Dopo che la crisi emersa con la condanna a Silvio Berlusconi è uscita dalla sua fase acuta, ecco che i gravi problemi del Paese hanno preso di nuovo il sopravvento. La polemica riguarda soprattutto due fronti che insidiano adesso il Governo Letta. Da un lato la discussione interna al Pd, nella cui Direzione Nazionale il premier è intervenuto non nascondendo le trame che potrebbero condizionare l’esecutivo. Egli ha osservato, quasi a dissipare illusioni inutili, che in caso di crisi, provocata magari proprio dai dissidi interni in casa democratica, l’unica alternativa è votare con questa legge elettorale, finendo nuovamente alle larghe intese.
Dall’altro lato, invece, impazza l’eterno dilemma dell’Imu, alimentato da nuove dichiarazioni pessimiste sui conti del ministro Saccomanni. La reazione del Pdl è stata durissima. Berlusconi in persona è intervenuto dicendo che “la tassa sulla prima casa e sui terreni e fabbricati agricoli non si deve più pagare. Dal 2013 e per tutti gli anni a venire”. Insomma niente patrimoniale sui domicili, né ora né mai.
In questo clima di tensione non è consigliabile una gestione pattizia e conciliante. Anzi, è molto importante che Letta non cada nell’impasse che deriverebbe da un procedere troppo per mediazioni, alla fine condannandosi da solo all’impopolarità.
Vi sono, ad esempio, a prescindere dai due blocchi d’interesse contrapposti, che seguono spesso molto più le logiche politiche che le esigenze reali dei cittadini, alcune pretese sociali che esigono decisioni chiare e forti, da cui può venire quel consenso che è unico criterio democratico valido per un governo. Oggi abbiamo un sistema sociale che è fortemente recessivo. Ci troviamo cioè in una situazione strutturale che vede contrapposte una classe parassitaria enorme di lavoratori non produttivi, che vivono sostanzialmente di diritti legalmente garantiti e palesano un malcontento per la pressione fiscale che rallenta i consumi; e una classe attiva e produttiva, pubblica e privata, che invece potrebbe concorrere a uscire dal ristagno, se non avesse tante imposizioni fiscali inutili.
In ambedue i fronti si sta creando una consapevolezza comune che è reattiva verso la politica e desidera un abbassamento drastico del cumulo fiscale sia per i lavoratori e sia per gli imprenditori. Il punto veramente unificante è la tassazione degli immobili e in particolare l’Imu sulla prima casa. Tale imposta colpisce, infatti, praticamente tutti: risparmiatori, imprese e ceti popolari.

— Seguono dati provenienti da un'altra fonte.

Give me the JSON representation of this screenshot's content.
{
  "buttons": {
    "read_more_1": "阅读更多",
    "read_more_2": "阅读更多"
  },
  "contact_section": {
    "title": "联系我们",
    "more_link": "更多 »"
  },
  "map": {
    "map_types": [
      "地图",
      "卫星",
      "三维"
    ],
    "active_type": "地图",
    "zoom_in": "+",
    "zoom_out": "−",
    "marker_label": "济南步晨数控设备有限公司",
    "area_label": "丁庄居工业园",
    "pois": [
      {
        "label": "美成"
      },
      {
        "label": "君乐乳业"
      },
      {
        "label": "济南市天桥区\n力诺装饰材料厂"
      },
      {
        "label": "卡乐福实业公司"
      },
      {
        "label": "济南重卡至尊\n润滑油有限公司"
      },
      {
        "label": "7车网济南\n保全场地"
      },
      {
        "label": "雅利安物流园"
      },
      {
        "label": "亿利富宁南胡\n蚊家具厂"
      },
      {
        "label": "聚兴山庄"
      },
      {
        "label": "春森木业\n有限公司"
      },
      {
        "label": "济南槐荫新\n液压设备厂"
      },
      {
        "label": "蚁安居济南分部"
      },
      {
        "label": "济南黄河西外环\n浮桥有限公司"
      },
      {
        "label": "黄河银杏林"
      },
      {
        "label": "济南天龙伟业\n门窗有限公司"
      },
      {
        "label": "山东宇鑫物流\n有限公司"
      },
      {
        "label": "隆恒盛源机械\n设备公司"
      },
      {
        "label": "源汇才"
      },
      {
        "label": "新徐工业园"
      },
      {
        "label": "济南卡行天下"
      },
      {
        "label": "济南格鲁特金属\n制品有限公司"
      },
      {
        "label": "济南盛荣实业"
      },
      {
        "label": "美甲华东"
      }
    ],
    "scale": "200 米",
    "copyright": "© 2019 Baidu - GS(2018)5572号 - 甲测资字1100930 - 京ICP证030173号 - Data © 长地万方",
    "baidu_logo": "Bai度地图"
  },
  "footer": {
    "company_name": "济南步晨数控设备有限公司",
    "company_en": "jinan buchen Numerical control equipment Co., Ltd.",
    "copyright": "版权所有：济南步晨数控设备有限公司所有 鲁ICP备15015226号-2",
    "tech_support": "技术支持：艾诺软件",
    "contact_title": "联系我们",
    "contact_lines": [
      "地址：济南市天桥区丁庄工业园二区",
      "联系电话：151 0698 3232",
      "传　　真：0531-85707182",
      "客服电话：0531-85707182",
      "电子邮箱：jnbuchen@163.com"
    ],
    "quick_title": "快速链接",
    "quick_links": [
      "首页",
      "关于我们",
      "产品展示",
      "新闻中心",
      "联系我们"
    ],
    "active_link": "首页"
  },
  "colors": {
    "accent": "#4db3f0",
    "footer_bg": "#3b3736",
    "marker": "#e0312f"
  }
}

E’ quindi assolutamente fondamentale che il Governo decida rapidamente in questa materia, partendo da un presupposto autonomo di lettura delle peculiarità che distinguono la nostra comunità. Il popolo italiano è profondamente democratico, solo che interpreta questo valore civile sostanziale senza più fiducia nella rappresentatività dei partiti, ma come volontà d’indipendenza e autogoverno. Alla gente va bene qualsiasi maggioranza purché il Governo faccia fronte alle difficoltà oggettive. Stretta su immigrazione e taglio drastico delle spese, rilanciare la competitività del nostro sistema economico, abbassando costi, tariffe e pressione fiscale, eliminare l’Imu e, soprattutto, difendere la sovranità nazionale.
Nella presente fase storica, ognuno costituisce il parametro del proprio consenso su alcuni principi fondamentali di libertà, i quali non tollerano titubanze e tatticismi, fossero anche solo per rispettare accordi europei e patti di stabilità.
Insomma, se la politica del Pd è lacerata da vecchi schematismi sindacali, che puntano sulla tutela elettorale di categorie improduttive abituate da decenni ad avere diritti senza lavoro e rendimento, allora Letta compia subito una svolta a destra, accogliendo le istanze di defiscalizzazione e di rilancio dinamico dei ceti imprenditoriali da cui unicamente può affiorare una ripresa.
Adesso il futuro politico dell’Italia dipende intrinsecamente dal riuscire a fare quelle cose giuste che tutti sanno che sono indispensabili. Se Letta è veramente all’altezza delle larghe intese, se, con il suo profilo serio e assennato, è veramente uno statista, lo dimostri accogliendo e facendo sue, con convinzione, le riforme giuste reclamate da destra, senza diplomazie e senza badare al suo futuro nel Pd. In caso contrario, infatti, il centrosinistra e il centrodestra cadranno insieme sotto le macerie di un Paese stremato e incattivito dall’inefficienza e dalla povertà.